Logo

Sosyalizm, sınıf partisi ve din - V. İ. Lenin


(Lenin’in din üzerine çok bilinen en önemli iki makalesinin kısaltılmış biçimidir...)

Sosyalizm ve din

Bugünkü toplum tamamen işçi sınıfının muazzam kitlelerinin, nüfusun toprak sahibi ve kapitalist sınıflarına mensup çok küçük bir azınlığı tarafından sömürülmesi üzerine kuruludur. Bu köleci bir toplumdur, çünkü ömürleri boyunca sermaye için çalışan “özgür” işçilerin ancak, kâr üreten kölelerin geçimi için, kapitalist köleliği güvence altına almak ve ebedileştirmek için gerekli yaşam araçlarına “hakları vardır”.

İşçilerin iktisaden ezilmesi kaçınılmaz olarak her türden politik baskıya ve sosyal aşağılanmaya, kitlelerin manevî ve ahlaki yaşamının kabalaşmasına ve dumura uğramasına yol açar ve bunu üretir. İşçiler iktisadi kurtuluşları uğruna [mücadele için] az çok politik özgürlük kazanabilirler, fakat sermayenin iktidarı devrilmedikçe hiçbir özgürlük onları sefaletten, işsizlikten ve baskıdan kurtaramaz. Din, her yerde ve her durumda, sürekli başkaları için çalışmayla, yoksunluk ve yalnızlıkla ezilen halk kitleleri üzerinde manevi baskının bir türüdür. Sömürücülere karşı mücadelede sömürülen sınıfların acizliği, doğayla mücadelesinde yabanılın aczinin tanrılara, şeytana, mucizeye ve benzeri şeylere inanca yol açtığı gibi, aynı şekilde kaçınılmaz olarak öbür dünyada daha iyi bir yaşam inancını üretir. Yaşamları boyunca çalışan ve sıkıntı çekenlere din, alçakgönüllülük ve sabır göstermeyi öğretir ve cennet ödülü umuduyla avutur. Başkalarının emeğiyle yaşayanlara ise, iyilik yapmayı öğretir, böylece onlara tüm sömürücü varlıklarının oldukça ucuz bir savunusunu sunar ve ilahi cennetmekân için uygun fiyata giriş kartı satar. Din halkın afyonudur. Din, sermayenin kölelerinin insani görünümlerini ve azbuçuk insan onuruna yaraşır bir yaşam taleplerini içinde boğdukları bir tür manevi alkoldür.

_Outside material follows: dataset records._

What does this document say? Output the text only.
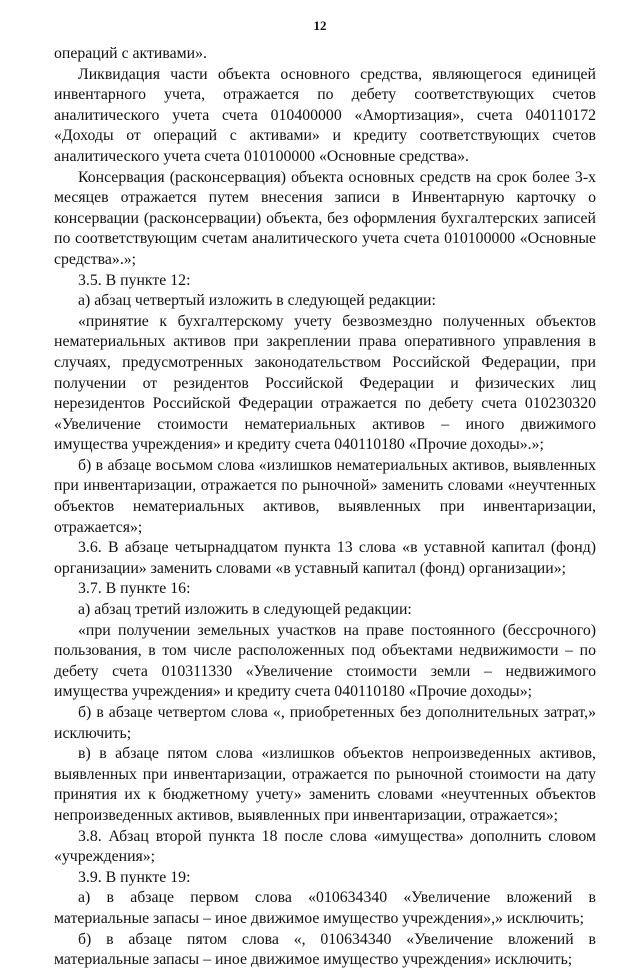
12

операций с активами».

Ликвидация части объекта основного средства, являющегося единицей инвентарного учета, отражается по дебету соответствующих счетов аналитического учета счета 010400000 «Амортизация», счета 040110172 «Доходы от операций с активами» и кредиту соответствующих счетов аналитического учета счета 010100000 «Основные средства».

Консервация (расконсервация) объекта основных средств на срок более 3-х месяцев отражается путем внесения записи в Инвентарную карточку о консервации (расконсервации) объекта, без оформления бухгалтерских записей по соответствующим счетам аналитического учета счета 010100000 «Основные средства».»;

3.5. В пункте 12:

а) абзац четвертый изложить в следующей редакции:

«принятие к бухгалтерскому учету безвозмездно полученных объектов нематериальных активов при закреплении права оперативного управления в случаях, предусмотренных законодательством Российской Федерации, при получении от резидентов Российской Федерации и физических лиц нерезидентов Российской Федерации отражается по дебету счета 010230320 «Увеличение стоимости нематериальных активов – иного движимого имущества учреждения» и кредиту счета 040110180 «Прочие доходы».»;

б) в абзаце восьмом слова «излишков нематериальных активов, выявленных при инвентаризации, отражается по рыночной» заменить словами «неучтенных объектов нематериальных активов, выявленных при инвентаризации, отражается»;

3.6. В абзаце четырнадцатом пункта 13 слова «в уставной капитал (фонд) организации» заменить словами «в уставный капитал (фонд) организации»;

3.7. В пункте 16:

а) абзац третий изложить в следующей редакции:

«при получении земельных участков на праве постоянного (бессрочного) пользования, в том числе расположенных под объектами недвижимости – по дебету счета 010311330 «Увеличение стоимости земли – недвижимого имущества учреждения» и кредиту счета 040110180 «Прочие доходы»;

б) в абзаце четвертом слова «, приобретенных без дополнительных затрат,» исключить;

в) в абзаце пятом слова «излишков объектов непроизведенных активов, выявленных при инвентаризации, отражается по рыночной стоимости на дату принятия их к бюджетному учету» заменить словами «неучтенных объектов непроизведенных активов, выявленных при инвентаризации, отражается»;

3.8. Абзац второй пункта 18 после слова «имущества» дополнить словом «учреждения»;

3.9. В пункте 19:

а) в абзаце первом слова «010634340 «Увеличение вложений в материальные запасы – иное движимое имущество учреждения»,» исключить;

б) в абзаце пятом слова «, 010634340 «Увеличение вложений в материальные запасы – иное движимое имущество учреждения» исключить;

Ancak, köleliğinin bilincine varmış ve kurtuluşu için mücadeleye kalkmış köle, artık yan yarıya köle olmaktan çıkmıştır. Büyük sanayinin eğittiği, kent yaşamının aydınlattığı sınıf bilinçli modern işçi, dini önyargıları elinin tersiyle silkip atar, cenneti papazlara ve burjuva yobazlara bırakıp, burada yeryüzünde kendisine iyi bir yaşam elde etmek için mücadele eder. Modern proletarya, dini karanlığa karşı mücadelede bilime başvuran ve işçileri yeryüzünde daha iyi bir yaşam için gerçek mücadelede kaynaştırarak öbür dünyada yaşam inancından kurtaran sosyalizmin safına geçer.

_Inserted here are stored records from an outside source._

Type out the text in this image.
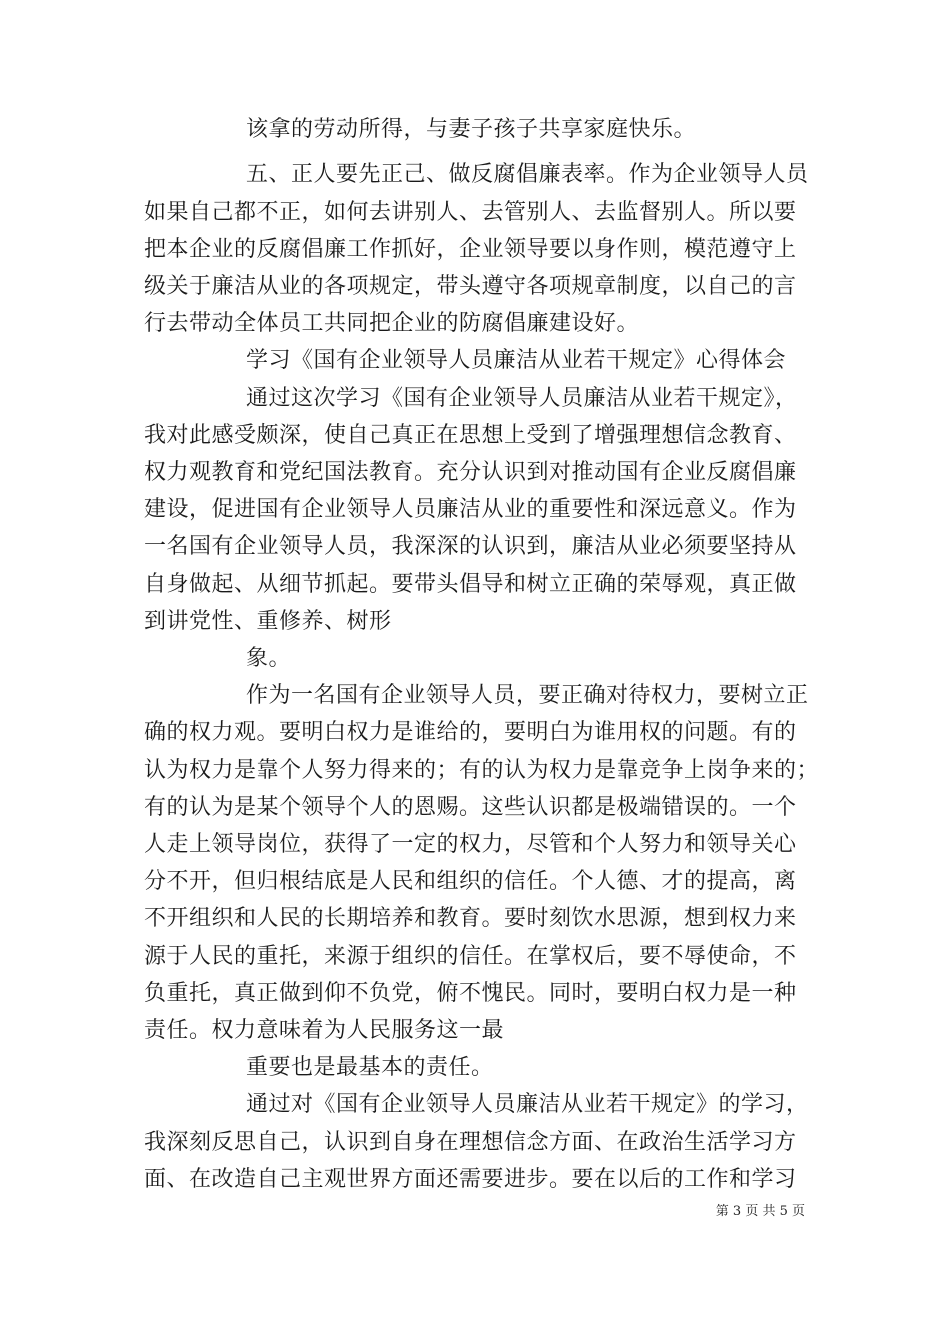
该拿的劳动所得，与妻子孩子共享家庭快乐。
五、正人要先正己、做反腐倡廉表率。作为企业领导人员
如果自己都不正，如何去讲别人、去管别人、去监督别人。所以要
把本企业的反腐倡廉工作抓好，企业领导要以身作则，模范遵守上
级关于廉洁从业的各项规定，带头遵守各项规章制度，以自己的言
行去带动全体员工共同把企业的防腐倡廉建设好。
学习《国有企业领导人员廉洁从业若干规定》心得体会
通过这次学习《国有企业领导人员廉洁从业若干规定》，
我对此感受颇深，使自己真正在思想上受到了增强理想信念教育、
权力观教育和党纪国法教育。充分认识到对推动国有企业反腐倡廉
建设，促进国有企业领导人员廉洁从业的重要性和深远意义。作为
一名国有企业领导人员，我深深的认识到，廉洁从业必须要坚持从
自身做起、从细节抓起。要带头倡导和树立正确的荣辱观，真正做
到讲党性、重修养、树形
象。
作为一名国有企业领导人员，要正确对待权力，要树立正
确的权力观。要明白权力是谁给的，要明白为谁用权的问题。有的
认为权力是靠个人努力得来的；有的认为权力是靠竞争上岗争来的；
有的认为是某个领导个人的恩赐。这些认识都是极端错误的。一个
人走上领导岗位，获得了一定的权力，尽管和个人努力和领导关心
分不开，但归根结底是人民和组织的信任。个人德、才的提高，离
不开组织和人民的长期培养和教育。要时刻饮水思源，想到权力来
源于人民的重托，来源于组织的信任。在掌权后，要不辱使命，不
负重托，真正做到仰不负党，俯不愧民。同时，要明白权力是一种
责任。权力意味着为人民服务这一最
重要也是最基本的责任。
通过对《国有企业领导人员廉洁从业若干规定》的学习，
我深刻反思自己，认识到自身在理想信念方面、在政治生活学习方
面、在改造自己主观世界方面还需要进步。要在以后的工作和学习
第 3 页 共 5 页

Din özel bir mesele olmalıdır -sosyalistlerin dine karşı tavrı genellikle bu sözlerle ifade edilir. Fakat bu sözcüklerin anlamı, yanlış anlamalara yol açmamaları için tam olarak belirlenmelidir. Biz, dinin devlet karşısında özel mesele olmasını talep ediyoruz, fakat dini kendi partimiz karşısında özel mesele olarak asla değerlendiremeyiz. Devletin dinle hiçbir ilgisi olmamalıdır, dini cemaatler devlet iktidarıyla bağıntılı olmamalıdır. Herkes, herhangi bir dine inanmakta ya da hiçbir din tanımamakta, yani ateist olmakta tamamen serbest olmalıdır, ve genel olarak her sosyalist de öyledir. Vatandaşlık haklarında, dini inançlarca belirlenen herhangi bir fark tamamen gayri-caizdir. Resmi belgelerde, vatandaşların hangi mezhebe mensup olduğunun belirtilmesine dahi mutlaka son verilmelidir. Bir devlet kilisesine bağış olmamalı, aynı düşüncede vatandaşların resmi makamlardan bağımsız tamamen özgür cemaatleri olması gereken kiliselere ya da dini cemaatlere devlet araçlarından bağış olmamalı. (...) Kilisenin devletten tamamen ayrılması - sosyalist proletaryanın bugünkü devletten ve bugünkü kiliseden talebi budur.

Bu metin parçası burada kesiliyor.